Background information
- Born: Edward Stanley de Groot 16 June 1894 Dublin, Ireland
- Origin: London
- Died: 12 February 1961 (aged 66) Datchet, Berkshire, England
- Genres: Classical, light orchestral
- Occupations: Violinist, comic entertainer, conductor

= Edward Stanelli =

Irish-born British musician (1894–1961)

Edward Stanley de Groot (16 June 1894 – 12 February 1961), usually known professionally by the mononym Stanelli, or sometimes Edward Stanelli, was an Irish-born British musician, composer and comic entertainer.

==Biography==
He was born in Dublin, into a Jewish family, and moved to Brentham Garden Suburb, Ealing, with his parents as a child. He studied at the Royal Academy of Music in London, and was awarded the James Tubbs and Sons Prize for his violin playing in 1909. He went on to the Royal College of Music, and in the First World War served in the London Scottish Regiment.

He composed violin pieces, and was at different times a member of the Bournemouth Symphony Orchestra, the London Symphony Orchestra, and the Halle Orchestra. He also performed in variety shows, usually as one half of a duo, Stanelli and Douglas, or Stanelli and Edgar, in which he provided comedic introductions to their musical performances. Stanelli and Douglas appeared in the 1928 Royal Variety Performance, and Stanelli and Edgar, billed as "The Fiddle Fanatics", performed frequently on BBC radio from the early 1930s. He often performed with his "Hornchestra", a contraption of his own invention consisting of motor and other horns with different notes attached to a large metal frame. This is visible in his appearance in the 1934 film Radio Parade of 1935.

In 1935, he recorded a stag party in his own flat, and suggested to Eric Maschwitz at the BBC that an edited version be broadcast. This was done, as Stanelli's Stag Party, and led to a lengthy radio series, soon renamed Stanelli's Bachelor Party. Regular guests included Norman Long, and the two sometimes performed together as Stanelli and Long. The shows were popular, and edited versions were released as gramophone records. Stanelli also appeared with his Hornchestra on television in 1937. In 1939, he fronted a further radio series, Stanelli's Crazy Cruise, another comedy variety show, in which he played the role of a ship's captain.

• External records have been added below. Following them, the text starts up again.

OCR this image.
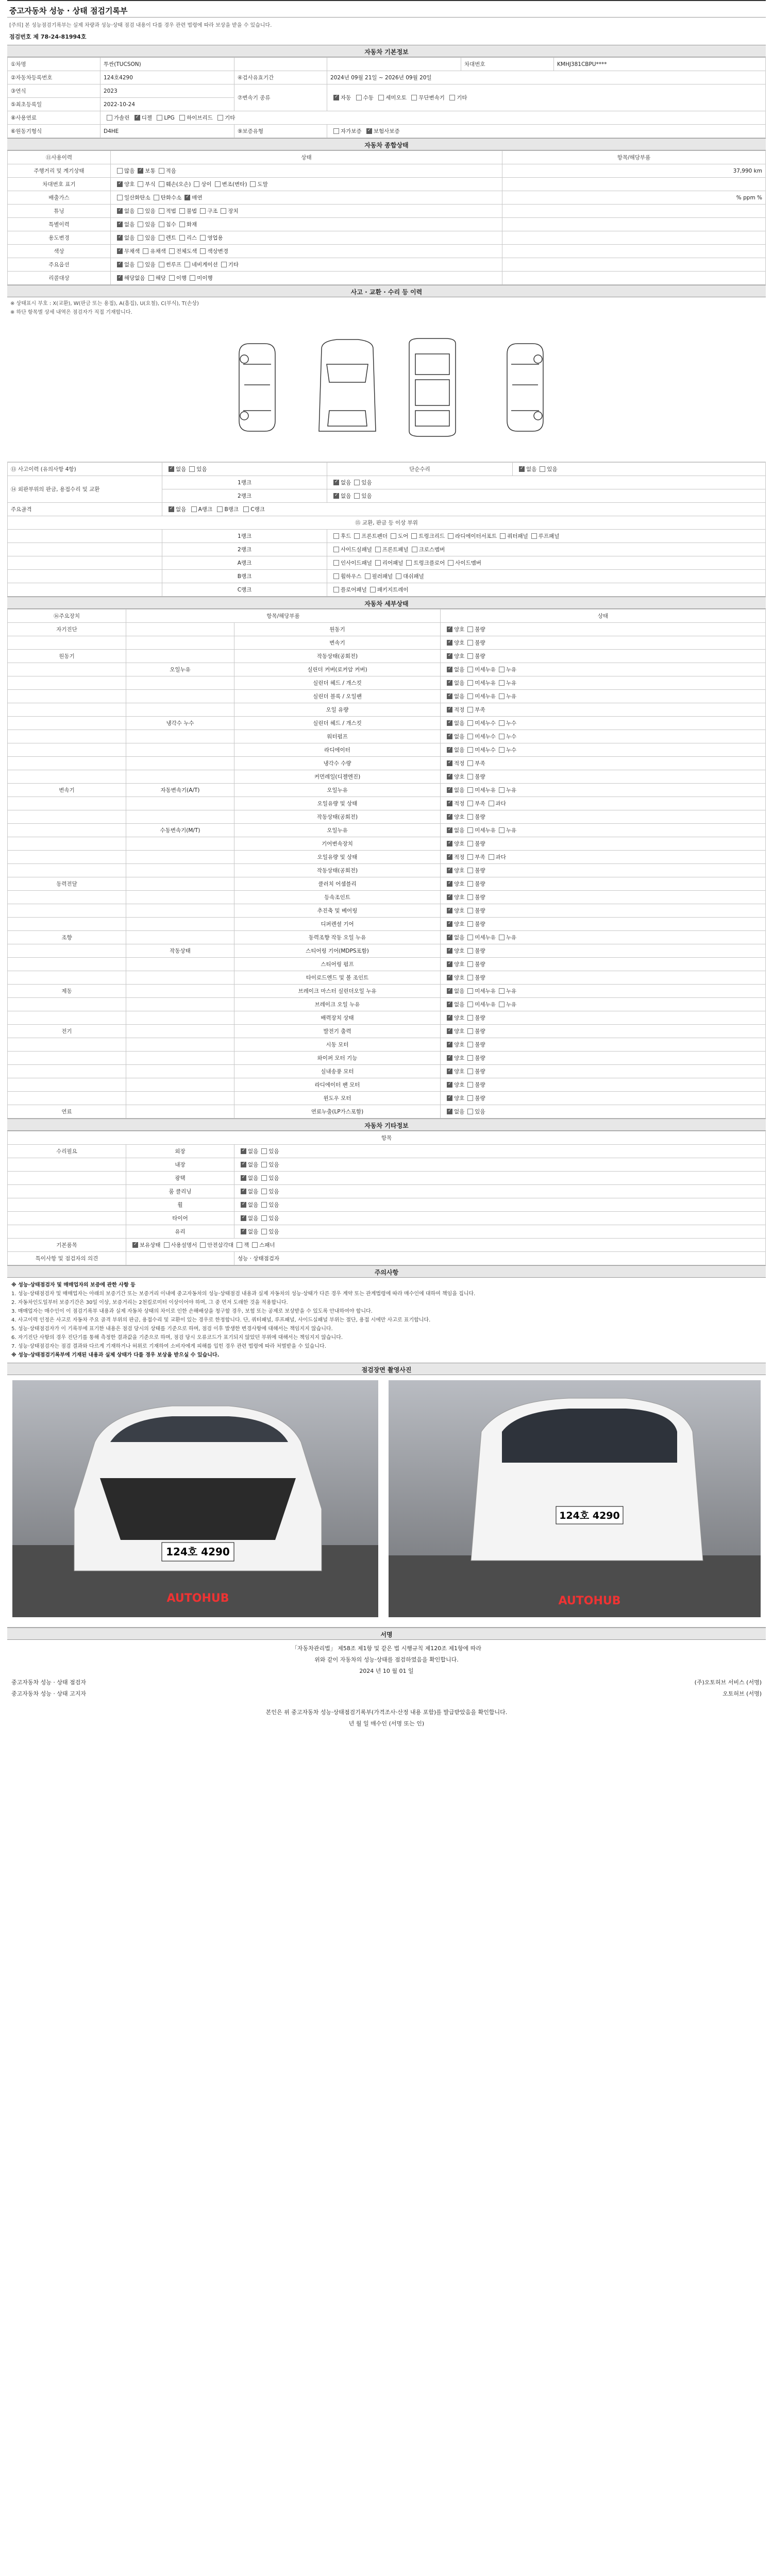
중고자동차 성능 · 상태 점검기록부
[주의] 본 성능점검기록부는 실제 차량과 성능·상태 점검 내용이 다를 경우 관련 법령에 따라 보상을 받을 수 있습니다.
점검번호 제 78-24-81994호
자동차 기본정보
①차명	투싼(TUCSON)			차대번호	KMHJ381CBPU****
②자동차등록번호	124호4290	④검사유효기간	2024년 09월 21일 ~ 2026년 09월 20일		
③연식	2023	⑦변속기 종류	✓자동 수동 세미오토 무단변속기 기타
⑤최초등록일	2022-10-24				
⑧사용연료	가솔린 ✓ 디젤 LPG 하이브리드 기타
⑥원동기형식	D4HE	⑨보증유형	자가보증 ✓ 보험사보증
자동차 종합상태
⑪사용이력	상태	항목/해당부품
주행거리 및 계기상태	많음 ✓ 보통 적음	37,990 km
차대번호 표기	✓양호 부식 훼손(오손) 상이 변조(변타) 도말	
배출가스	일산화탄소 탄화수소 ✓ 매연	% ppm %
튜닝	✓없음 있음 적법 불법 구조 장치	
특별이력	✓없음 있음 침수 화재	
용도변경	✓없음 있음 렌트 리스 영업용	
색상	✓무채색 유채색 전체도색 색상변경	
주요옵션	✓없음 있음 썬루프 네비게이션 기타	
리콜대상	✓해당없음 해당 이행 미이행	
사고 · 교환 · 수리 등 이력
※ 상태표시 부호 : X(교환), W(판금 또는 용접), A(흠집), U(요철), C(부식), T(손상)
※ 하단 항목별 상세 내역은 점검자가 직접 기재합니다.
⑬ 사고이력 (유의사항 4항)	✓없음 있음	단순수리	✓없음 있음
⑭ 외판부위의 판금, 용접수리 및 교환	1랭크	✓없음 있음
	2랭크	✓없음 있음
주요골격	✓없음 A랭크 B랭크 C랭크
⑮ 교환, 판금 등 이상 부위			
	1랭크	후드 프론트펜더 도어 트렁크리드 라디에이터서포트 쿼터패널 루프패널	
	2랭크	사이드실패널 프론트패널 크로스멤버	
	A랭크	인사이드패널 리어패널 트렁크플로어 사이드멤버	
	B랭크	휠하우스 필러패널 대쉬패널	
	C랭크	플로어패널 패키지트레이	
자동차 세부상태
⑯주요장치	항목/해당부품		상태
자기진단		원동기	✓양호 불량
		변속기	✓양호 불량
원동기		작동상태(공회전)	✓양호 불량
	오일누유	실린더 커버(로커암 커버)	✓없음 미세누유 누유
		실린더 헤드 / 개스킷	✓없음 미세누유 누유
		실린더 블록 / 오일팬	✓없음 미세누유 누유
		오일 유량	✓적정 부족
	냉각수 누수	실린더 헤드 / 개스킷	✓없음 미세누수 누수
		워터펌프	✓없음 미세누수 누수
		라디에이터	✓없음 미세누수 누수
		냉각수 수량	✓적정 부족
		커먼레일(디젤엔진)	✓양호 불량
변속기	자동변속기(A/T)	오일누유	✓없음 미세누유 누유
		오일유량 및 상태	✓적정 부족 과다
		작동상태(공회전)	✓양호 불량
	수동변속기(M/T)	오일누유	✓없음 미세누유 누유
		기어변속장치	✓양호 불량
		오일유량 및 상태	✓적정 부족 과다
		작동상태(공회전)	✓양호 불량
동력전달		클러치 어셈블리	✓양호 불량
		등속조인트	✓양호 불량
		추진축 및 베어링	✓양호 불량
		디퍼렌셜 기어	✓양호 불량
조향		동력조향 작동 오일 누유	✓없음 미세누유 누유
	작동상태	스티어링 기어(MDPS포함)	✓양호 불량
		스티어링 펌프	✓양호 불량
		타이로드엔드 및 볼 조인트	✓양호 불량
제동		브레이크 마스터 실린더오일 누유	✓없음 미세누유 누유
		브레이크 오일 누유	✓없음 미세누유 누유
		배력장치 상태	✓양호 불량
전기		발전기 출력	✓양호 불량
		시동 모터	✓양호 불량
		와이퍼 모터 기능	✓양호 불량
		실내송풍 모터	✓양호 불량
		라디에이터 팬 모터	✓양호 불량
		윈도우 모터	✓양호 불량
연료		연료누출(LP가스포함)	✓없음 있음
자동차 기타정보
항목		
수리필요	외장	✓없음 있음
	내장	✓없음 있음
	광택	✓없음 있음
	룸 클리닝	✓없음 있음
	휠	✓없음 있음
	타이어	✓없음 있음
	유리	✓없음 있음
기본품목	✓보유상태 사용설명서 안전삼각대 잭 스패너
특이사항 및 점검자의 의견		성능 · 상태점검자
주의사항
※ 성능·상태점검자 및 매매업자의 보증에 관한 사항 등
1. 성능·상태점검자 및 매매업자는 아래의 보증기간 또는 보증거리 이내에 중고자동차의 성능·상태점검 내용과 실제 자동차의 성능·상태가 다른 경우 계약 또는 관계법령에 따라 매수인에 대하여 책임을 집니다.
2. 자동차인도일부터 보증기간은 30일 이상, 보증거리는 2천킬로미터 이상이어야 하며, 그 중 먼저 도래한 것을 적용합니다.
3. 매매업자는 매수인이 이 점검기록부 내용과 실제 자동차 상태의 차이로 인한 손해배상을 청구할 경우, 보험 또는 공제로 보상받을 수 있도록 안내하여야 합니다.
4. 사고이력 인정은 사고로 자동차 주요 골격 부위의 판금, 용접수리 및 교환이 있는 경우로 한정합니다. 단, 쿼터패널, 루프패널, 사이드실패널 부위는 절단, 용접 시에만 사고로 표기합니다.
5. 성능·상태점검자가 이 기록부에 표기한 내용은 점검 당시의 상태를 기준으로 하며, 점검 이후 발생한 변경사항에 대해서는 책임지지 않습니다.
6. 자기진단 사항의 경우 진단기를 통해 측정한 결과값을 기준으로 하며, 점검 당시 오류코드가 표기되지 않았던 부위에 대해서는 책임지지 않습니다.
7. 성능·상태점검자는 점검 결과와 다르게 기재하거나 허위로 기재하여 소비자에게 피해를 입힌 경우 관련 법령에 따라 처벌받을 수 있습니다.
※ 성능·상태점검기록부에 기재된 내용과 실제 상태가 다를 경우 보상을 받으실 수 있습니다.
점검장면 촬영사진
124호 4290
AUTOHUB
124호 4290
AUTOHUB
서명
「자동차관리법」 제58조 제1항 및 같은 법 시행규칙 제120조 제1항에 따라
위와 같이 자동차의 성능·상태를 점검하였음을 확인합니다.
2024 년 10 월 01 일
중고자동차 성능 · 상태 점검자	(주)오토허브 서비스 (서명)
중고자동차 성능 · 상태 고지자	오토허브 (서명)
본인은 위 중고자동차 성능·상태점검기록부(가격조사·산정 내용 포함)를 발급받았음을 확인합니다.
년 월 일 매수인 (서명 또는 인)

He appeared in and composed the soundtrack for Greek Street (1930) and The Adventures of Jane (1949). He also acted in the films Hearts of Humanity (1936), Old Mother Riley Overseas (1943), and Dear Mr. Prohack (1949), all in small bit-parts.

Stanelli became a conductor and composer, and his work Atlantis was performed by the London Symphony Orchestra and the Hallé Orchestra in 1946, which sometimes he conducted. In the 1950s he regularly conducted the orchestra at pantomimes in the New Theatre Oxford. He ended his career as a dance band conductor. In the 1950s, he occasionally appeared on the BBC in nostalgia programmes, and appeared in panel shows and as a talent contest judge on television.

He died in Datchet, Berkshire, in 1961.